Eagle-eyed German television viewers spotted a symbol from their country’s distance past on television after an NTV crew stationed in Ukraine accidentally shot a Ukrainian tracked armored personnel carrier driving by with a swastika painted on its side.
“There are no Nazis in Ukraine. NTV took a snapshot – note the tank driving in the background. It has a familiar mark on its side,” one inquisitive user wrote, posting a clip from the report.
“Who wants tanks with a swastika in Ukraine? Except for Zelensky probably nobody. Thanks NTV for the video. There are no Nazis there, they must be Hindus,” another sarcastically wrote. (Prior to its adoption by the Nazis in the 1930s, the swastika was used as a Hindu symbol meaning well being, prosperity or good fortune.)
Others used the clip to try get the attention of politicians.
“Mrs. Strack-Zimmermann, would you like to take the risk that German tanks, decorated like in this video, could soon be chugging through Ukraine again? Can you really take responsibility for this? The video comes from NTV’s homepage and was broadcast on television,” one person wrote in an address to German Defense Committee chairwoman Marie-Agnes Strack-Zimmermann amid the ongoing debate about whether Berlin should send main battle tanks to Kiev.

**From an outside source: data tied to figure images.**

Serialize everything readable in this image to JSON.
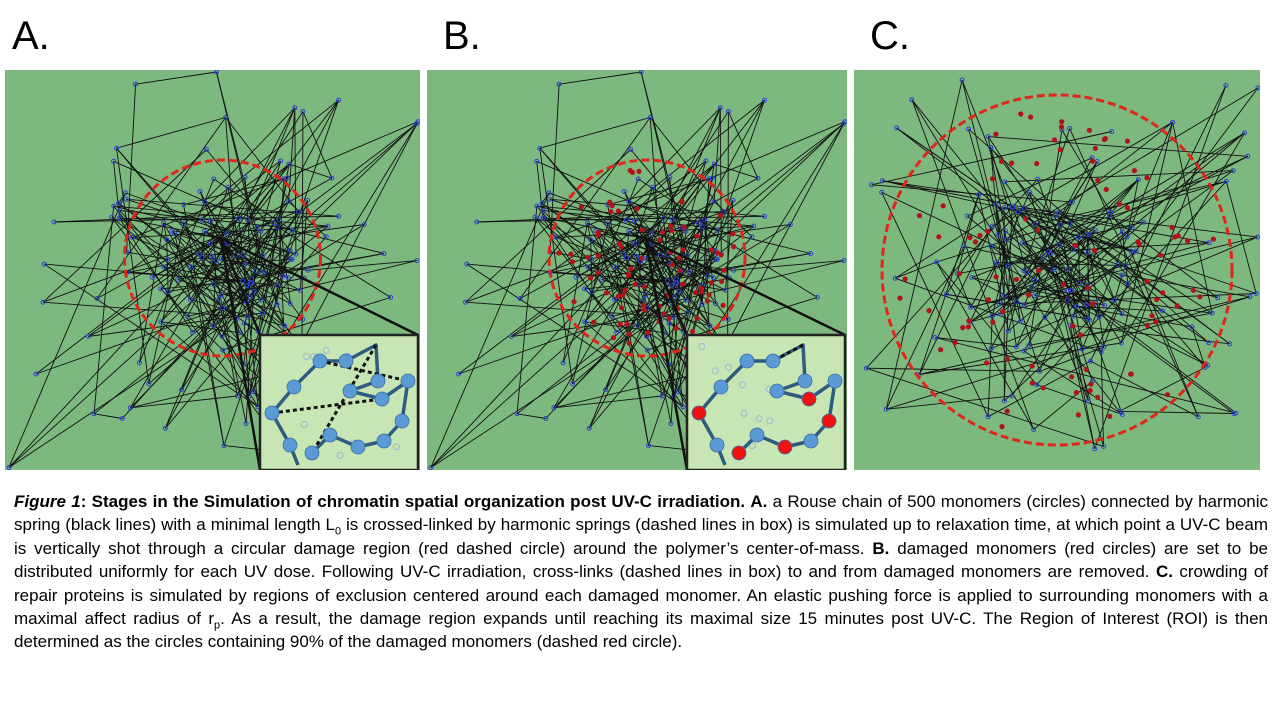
{
  "panels": [
    {
      "id": "A",
      "label": "A.",
      "damaged": false,
      "expanded": false
    },
    {
      "id": "B",
      "label": "B.",
      "damaged": true,
      "expanded": false
    },
    {
      "id": "C",
      "label": "C.",
      "damaged": true,
      "expanded": true
    }
  ],
  "colors": {
    "background": "#7db87f",
    "monomer": "#2b3fd6",
    "spring": "#111111",
    "damage_circle": "#e0251b",
    "damaged_monomer": "#b0141a",
    "inset_bg": "#c8e6b4",
    "inset_bead": "#5b9bd5",
    "inset_damaged": "#ee1111",
    "inset_chain": "#2f5b80"
  },
  "caption": {
    "figure_label": "Figure 1",
    "title": "Stages in the Simulation of chromatin spatial organization post UV-C irradiation.",
    "part_a_label": "A.",
    "part_a_text_1": "a Rouse chain of 500 monomers (circles) connected by harmonic spring (black lines) with a minimal length L",
    "part_a_sub": "0",
    "part_a_text_2": "is crossed-linked by harmonic springs (dashed lines in box) is simulated up to relaxation time, at which point a UV-C beam is vertically shot through a circular damage region (red dashed circle) around the polymer’s center-of-mass.",
    "part_b_label": "B.",
    "part_b_text": "damaged monomers (red circles) are set to be distributed uniformly for each UV dose. Following UV-C irradiation, cross-links (dashed lines in box) to and from damaged monomers are removed.",
    "part_c_label": "C.",
    "part_c_text_1": "crowding of repair proteins is simulated by regions of exclusion centered around each damaged monomer. An elastic pushing force is applied to surrounding monomers with a maximal affect radius of r",
    "part_c_sub": "p",
    "part_c_text_2": ". As a result, the damage region expands until reaching its maximal size 15 minutes post UV-C. The Region of Interest (ROI) is then determined as the circles containing 90% of the damaged monomers (dashed red circle)."
  }
}
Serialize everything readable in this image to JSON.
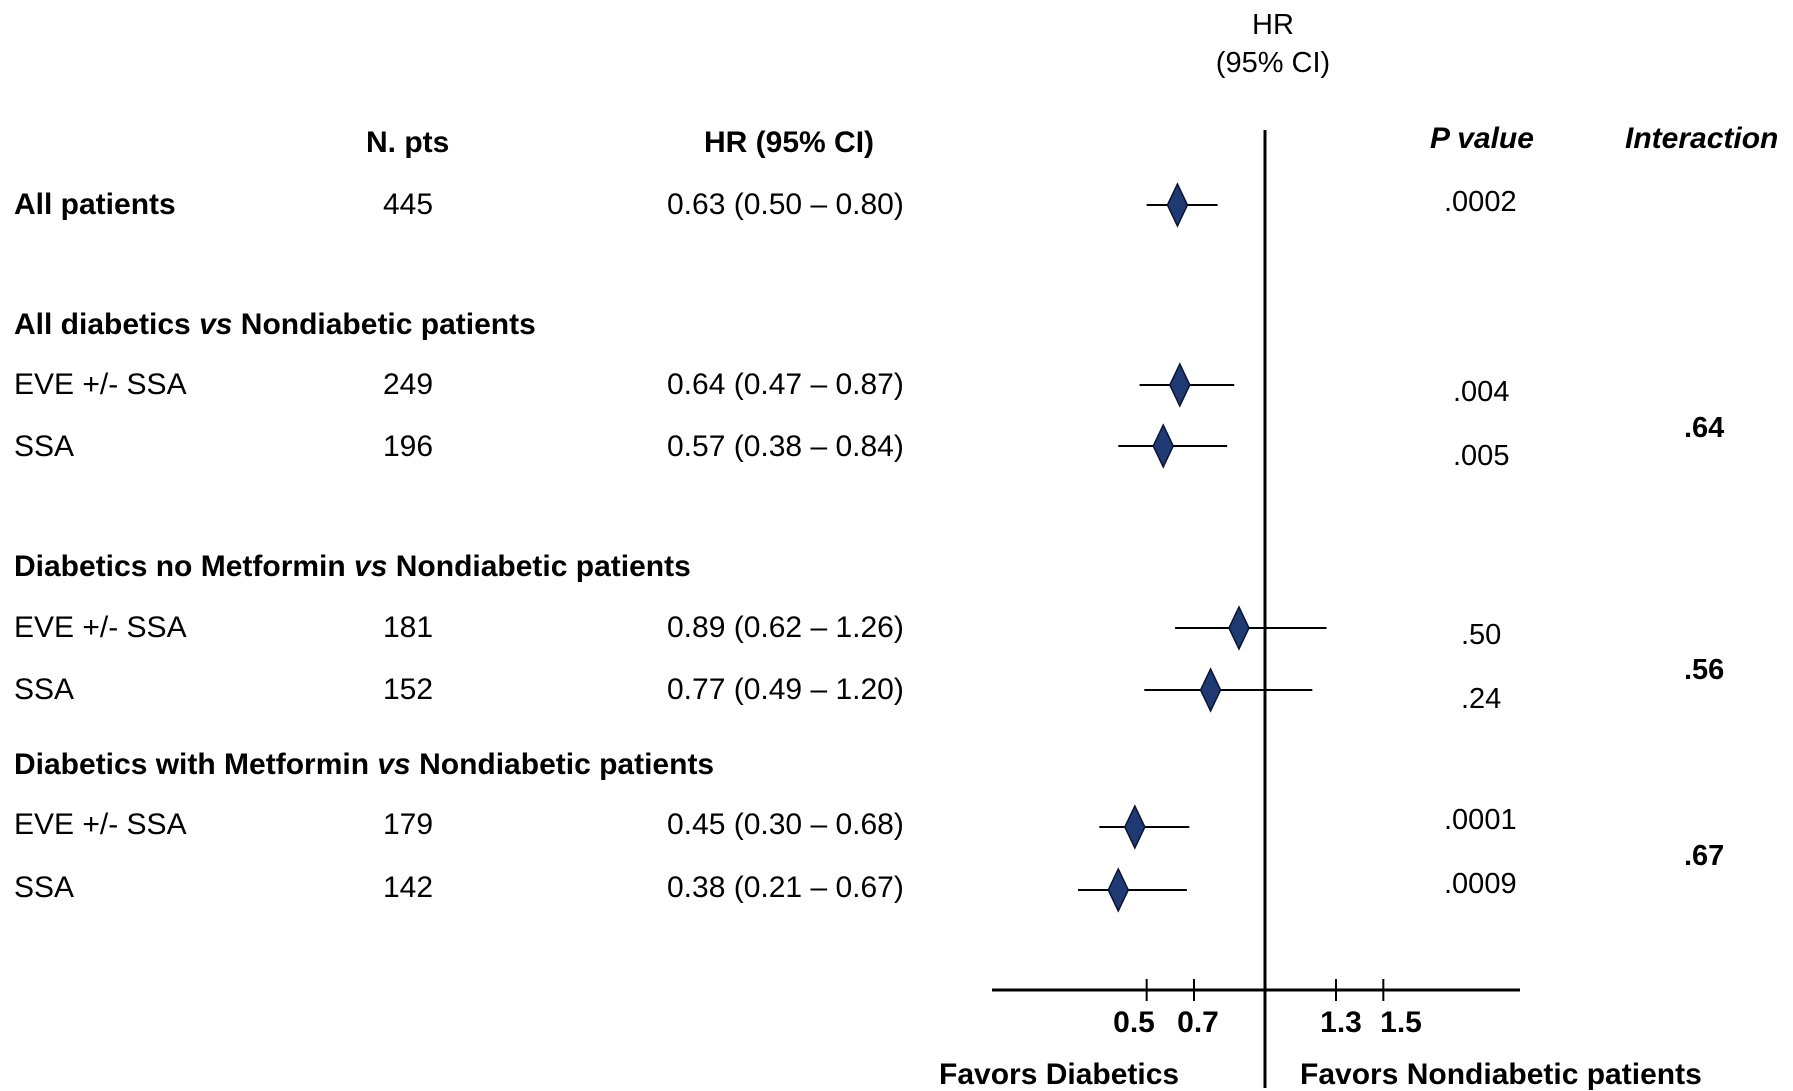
{
  "chart_data": {
    "type": "forest",
    "plot_title_line1": "HR",
    "plot_title_line2": "(95% CI)",
    "column_headers": {
      "npts": "N. pts",
      "hr": "HR (95% CI)",
      "p": "P value",
      "interaction": "Interaction"
    },
    "reference_value": 1.0,
    "xticks": [
      "0.5",
      "0.7",
      "1.3",
      "1.5"
    ],
    "xtick_values": [
      0.5,
      0.7,
      1.3,
      1.5
    ],
    "favors_left": "Favors Diabetics",
    "favors_right": "Favors Nondiabetic patients",
    "group_headers": [
      {
        "prefix": "All diabetics ",
        "italic": "vs",
        "suffix": " Nondiabetic patients"
      },
      {
        "prefix": "Diabetics no Metformin ",
        "italic": "vs",
        "suffix": " Nondiabetic patients"
      },
      {
        "prefix": "Diabetics with Metformin ",
        "italic": "vs",
        "suffix": " Nondiabetic patients"
      }
    ],
    "rows": [
      {
        "label": "All patients",
        "bold": true,
        "n": "445",
        "hr_text": "0.63 (0.50 – 0.80)",
        "hr": 0.63,
        "lo": 0.5,
        "hi": 0.8,
        "p": ".0002"
      },
      {
        "label": "EVE +/- SSA",
        "n": "249",
        "hr_text": "0.64 (0.47 – 0.87)",
        "hr": 0.64,
        "lo": 0.47,
        "hi": 0.87,
        "p": ".004"
      },
      {
        "label": "SSA",
        "n": "196",
        "hr_text": "0.57 (0.38 – 0.84)",
        "hr": 0.57,
        "lo": 0.38,
        "hi": 0.84,
        "p": ".005"
      },
      {
        "label": "EVE +/- SSA",
        "n": "181",
        "hr_text": "0.89 (0.62 – 1.26)",
        "hr": 0.89,
        "lo": 0.62,
        "hi": 1.26,
        "p": ".50"
      },
      {
        "label": "SSA",
        "n": "152",
        "hr_text": "0.77 (0.49 – 1.20)",
        "hr": 0.77,
        "lo": 0.49,
        "hi": 1.2,
        "p": ".24"
      },
      {
        "label": "EVE +/- SSA",
        "n": "179",
        "hr_text": "0.45 (0.30 – 0.68)",
        "hr": 0.45,
        "lo": 0.3,
        "hi": 0.68,
        "p": ".0001"
      },
      {
        "label": "SSA",
        "n": "142",
        "hr_text": "0.38 (0.21 – 0.67)",
        "hr": 0.38,
        "lo": 0.21,
        "hi": 0.67,
        "p": ".0009"
      }
    ],
    "interactions": [
      ".64",
      ".56",
      ".67"
    ],
    "marker_color": "#1f3a73",
    "marker_edge": "#0a1530"
  }
}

“When even NTV can no longer hides the truth. Why does Mr. Scholz support German Nazis and fascists in Ukraine?” another user asked, addressing his question to the Twitter accounts of the chancellor and the United Nations.
The swastika slip is just the latest blunder in the Western media’s ongoing efforts to ignore or whitewash the presence of extreme right forces among the Ukrainian military and especially among the volunteer nationalist battalions serving in the country’s National Guard.
Earlier this month, French media posted a heartwarming story of a boy in Kharkov who salutes each time a Ukrainian military vehicle passes by, but forgot to edit out a pair of little girls across the street in the background giving the Nazi salute.
Last week, Volodymyr Zelensky’s social media accounts posted and then quietly deleted a photo from his trip to Izyum after users spotted a SS-Totenkopf badge like the kind used by Nazi death camp administrators on the body armor of one of the president’s elite guards.